Tribunal Administratif de Nantes — Décision N° TA44-2305084

mardi 23 janvier 2024

JuridictionTribunal Administratif de Nantes
SectionTribunal Administratif de Nantes
N° DossierTA44-2305084
TypeOrdonnance
RecoursExcès de pouvoir
Avocat requérantGOUEDO

Texte intégral

Vu la procédure suivante :

Par une requête, enregistrée le 12 avril 2023, M. B A, représenté par

Me Gouedo, demande au tribunal :

1°) d'annuler la décision du 17 février 2023 par laquelle le directeur général adjoint de l'Office français de l'immigration et de l'intégration a rejeté le recours formé contre la décision du 5 décembre 2022 par laquelle le directeur territorial de l'Office français de l'immigration et de l'intégration de Paris lui a refusé le bénéfice des conditions matérielles d'accueil ;

2°) de mettre à la charge de l'Office français de l'immigration et de l'intégration la somme de 1 200 euros au titre de l'article L. 761-1 du code de justice administrative et de l'article 37 de la loi du 10 juillet 1991 relative à l'aide juridique.

M. A a été amis à l'aide juridictionnelle totale par une décision du 21 avril 2023.

Vu les autres pièces du dossier.

Vu :

- la loi n° 91-647 du 10 juillet 1991 relative à l'aide juridique ;

- le code de justice administrative.

Considérant ce qui suit :

1. Aux termes de l'article R. 222-1 du code de justice administrative : " Les présidents de tribunal administratif (), les premiers vice-présidents des tribunaux () et les présidents de formation de jugement des tribunaux () peuvent, par ordonnance : 1° Donner acte des désistements ; () ". Aux termes de l'article R. 612-5-2 du même code : " En cas de rejet d'une demande de suspension présentée sur le fondement de l'article L. 521-1 au motif qu'il n'est pas fait état d'un moyen propre à créer, en l'état de l'instruction, un doute sérieux quant à la légalité de la décision, il appartient au requérant, sauf lorsqu'un pourvoi en cassation est exercé contre l'ordonnance rendue par le juge des référés, de confirmer le maintien de sa requête à fin d'annulation ou de réformation dans un délai d'un mois à compter de la notification de ce rejet. A défaut, le requérant est réputé s'être désisté. / Dans le cas prévu au premier alinéa, la notification de l'ordonnance de rejet mentionne qu'à défaut de confirmation du maintien de sa requête dans le délai d'un mois, le requérant est réputé s'être désisté. ".

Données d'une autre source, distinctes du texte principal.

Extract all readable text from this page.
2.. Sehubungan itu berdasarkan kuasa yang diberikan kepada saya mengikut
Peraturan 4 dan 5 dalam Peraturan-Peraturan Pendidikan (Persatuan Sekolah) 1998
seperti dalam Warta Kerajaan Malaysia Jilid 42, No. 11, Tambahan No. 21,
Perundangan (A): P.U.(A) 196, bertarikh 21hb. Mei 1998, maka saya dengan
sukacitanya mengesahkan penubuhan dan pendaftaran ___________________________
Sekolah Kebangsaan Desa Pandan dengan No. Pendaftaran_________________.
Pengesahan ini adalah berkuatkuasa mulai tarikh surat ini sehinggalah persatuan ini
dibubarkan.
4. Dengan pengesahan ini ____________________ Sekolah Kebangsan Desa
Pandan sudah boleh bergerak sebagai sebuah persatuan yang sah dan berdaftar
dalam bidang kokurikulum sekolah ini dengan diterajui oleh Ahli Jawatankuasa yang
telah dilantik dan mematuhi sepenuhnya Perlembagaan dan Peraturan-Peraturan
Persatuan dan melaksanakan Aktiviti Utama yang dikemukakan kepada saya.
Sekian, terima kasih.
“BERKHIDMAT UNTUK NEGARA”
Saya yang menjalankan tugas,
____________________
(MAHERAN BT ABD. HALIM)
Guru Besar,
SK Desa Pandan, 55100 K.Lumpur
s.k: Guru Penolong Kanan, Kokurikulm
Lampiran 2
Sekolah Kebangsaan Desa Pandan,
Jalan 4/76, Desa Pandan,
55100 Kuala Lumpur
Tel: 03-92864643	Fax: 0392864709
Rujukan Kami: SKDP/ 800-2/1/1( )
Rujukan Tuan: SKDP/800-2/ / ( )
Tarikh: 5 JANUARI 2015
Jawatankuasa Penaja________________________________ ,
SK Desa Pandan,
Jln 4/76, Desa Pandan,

2. La requête en référé n° 2305684 de M. A tendant à la suspension de l'exécution de la décision du 17 février 2023 du directeur général adjoint de l'Office français de l'immigration et de l'intégration a été rejetée par ordonnance du 16 mai 2023 au motif qu'aucun des moyens présentés par le requérant n'était propre à créer, en l'état de l'instruction, un doute sérieux quant à la légalité de cette décision. En application des dispositions de l'article R. 612-5-2 du code de justice administrative, M. A a été informé, dans la notification de l'ordonnance de référé dont il a été accusé réception le 25 mai 2023, de ce qu'il lui appartenait de confirmer expressément, dans le délai d'un mois, le maintien de sa requête au fond et de ce qu'à défaut de confirmation, il serait réputé s'être désisté d'office. Aucune confirmation n'étant parvenue à la juridiction dans ce délai, M. A doit être réputé s'être désisté de sa requête. Dès lors, il y a lieu de donner acte de ce désistement.

O R D O N N E :

Article 1er : Il est donné acte du désistement de M. A.

Article 2 : La présente ordonnance sera notifiée à M. B A, à l'Office français de l'immigration de l'intégration et à Me Anne-Sophie Gouedo.

Fait à Nantes, le 23 janvier 2024.

La présidente,

S. RIMEU

La République mande et ordonne au ministre de l'intérieur et des outre-mer en ce qui le concerne ou à tous commissaires de justice à ce requis en ce qui concerne les voies de droit commun contre les parties privées, de pourvoir à l'exécution de la présente décision.